Two families were excepted from the operation of this beneficial law, those of Louis XVI. and Robespierre.

What a strange turn of fortune's wheel it was which subjected these two names to the same punishment!

Lanjuinais and Boissy-d'Anglas marked their return to the Assembly by this decree.

On the 6th, Fouquier Tinville and fifteen judges or members of the ancient Revolutionary Tribune were executed en Grève in Paris. Do you understand the significance of that term en Grève? Public order was now restored, for had not the scaffold itself resumed its place?

Notwithstanding all that had happened, means for defending France, as we have seen, had sprung up on all sides as if by miracle. France, which scarcely had an army in 1789, had had six in 1792, ten in 1793, and fourteen in 1795.

On the 3rd October 1793, Carnot drew up a report for the Convention, wherein he advocated the setting up of workshops, and suggested that measures should be taken to facilitate as rapidly as possible the formation of divers and formidable means of defence against the enemy.

Science, in fact, placed herself at the disposition of the Committee of Public Safety; she took her part in the Revolution in busying herself about the provision of special methods of defence. She was confronted with almost insoluble problems, and she succeeded in solving them.

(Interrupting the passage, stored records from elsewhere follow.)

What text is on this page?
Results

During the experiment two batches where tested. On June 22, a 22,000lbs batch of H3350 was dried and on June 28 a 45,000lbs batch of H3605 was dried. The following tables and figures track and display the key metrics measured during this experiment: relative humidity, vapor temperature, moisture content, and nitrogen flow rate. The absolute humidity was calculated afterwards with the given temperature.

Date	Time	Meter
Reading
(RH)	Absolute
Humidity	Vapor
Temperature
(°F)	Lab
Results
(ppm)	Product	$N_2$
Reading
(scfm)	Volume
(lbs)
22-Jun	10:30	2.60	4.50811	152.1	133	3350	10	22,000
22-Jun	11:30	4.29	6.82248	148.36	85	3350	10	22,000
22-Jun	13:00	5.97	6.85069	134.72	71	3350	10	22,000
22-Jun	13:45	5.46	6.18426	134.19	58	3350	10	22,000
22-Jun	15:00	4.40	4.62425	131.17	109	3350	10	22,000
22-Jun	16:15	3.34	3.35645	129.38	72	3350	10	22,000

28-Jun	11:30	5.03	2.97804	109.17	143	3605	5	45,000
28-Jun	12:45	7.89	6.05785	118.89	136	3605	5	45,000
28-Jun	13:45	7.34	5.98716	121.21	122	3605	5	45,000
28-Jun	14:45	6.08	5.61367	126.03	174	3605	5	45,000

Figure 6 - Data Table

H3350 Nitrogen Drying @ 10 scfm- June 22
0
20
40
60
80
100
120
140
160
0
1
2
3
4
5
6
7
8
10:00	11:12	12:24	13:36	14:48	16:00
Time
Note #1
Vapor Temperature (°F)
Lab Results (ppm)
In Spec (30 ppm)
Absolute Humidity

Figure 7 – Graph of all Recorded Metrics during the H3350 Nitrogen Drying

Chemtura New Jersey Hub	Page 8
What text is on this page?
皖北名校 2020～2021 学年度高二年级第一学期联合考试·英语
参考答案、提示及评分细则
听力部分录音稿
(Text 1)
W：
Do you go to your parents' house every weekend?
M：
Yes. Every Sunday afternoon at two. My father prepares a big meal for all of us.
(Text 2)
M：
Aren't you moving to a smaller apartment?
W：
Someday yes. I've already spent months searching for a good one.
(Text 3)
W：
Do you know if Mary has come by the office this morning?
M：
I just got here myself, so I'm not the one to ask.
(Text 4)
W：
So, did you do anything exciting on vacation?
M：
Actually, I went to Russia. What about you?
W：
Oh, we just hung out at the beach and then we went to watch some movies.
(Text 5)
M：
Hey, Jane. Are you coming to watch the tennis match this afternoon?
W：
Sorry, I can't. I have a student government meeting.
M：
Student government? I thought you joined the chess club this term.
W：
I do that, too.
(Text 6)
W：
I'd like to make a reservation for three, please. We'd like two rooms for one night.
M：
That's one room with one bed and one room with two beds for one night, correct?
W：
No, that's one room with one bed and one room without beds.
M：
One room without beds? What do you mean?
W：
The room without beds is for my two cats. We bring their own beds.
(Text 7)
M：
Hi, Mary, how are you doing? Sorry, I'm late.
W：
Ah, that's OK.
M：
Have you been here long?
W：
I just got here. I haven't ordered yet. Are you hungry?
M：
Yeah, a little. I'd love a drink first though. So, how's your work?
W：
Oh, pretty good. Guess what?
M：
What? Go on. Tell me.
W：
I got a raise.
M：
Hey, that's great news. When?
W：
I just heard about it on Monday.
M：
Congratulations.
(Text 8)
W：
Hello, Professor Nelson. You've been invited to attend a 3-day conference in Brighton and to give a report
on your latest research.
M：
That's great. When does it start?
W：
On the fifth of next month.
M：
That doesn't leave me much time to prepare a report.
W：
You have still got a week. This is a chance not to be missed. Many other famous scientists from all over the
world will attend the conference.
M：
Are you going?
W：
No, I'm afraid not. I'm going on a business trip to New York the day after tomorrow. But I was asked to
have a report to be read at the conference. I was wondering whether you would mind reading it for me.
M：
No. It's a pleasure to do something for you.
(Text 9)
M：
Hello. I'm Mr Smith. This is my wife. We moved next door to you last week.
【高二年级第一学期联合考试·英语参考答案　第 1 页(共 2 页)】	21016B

France was short of gunpowder, of guns, and of cannons. In nine months the scientific Commission had extracted soil out of France which yielded 900,000 pounds of gunpowder per annum—12,000,000 pounds of gunpowder.

Before the French Revolution there were but two foundries for making pieces of bronze ordnance and four for making iron gunnery; these six foundries turned out 900 cannon annually.

Fifteen foundries were built to turn out bronze cannon, and thirty for iron ones.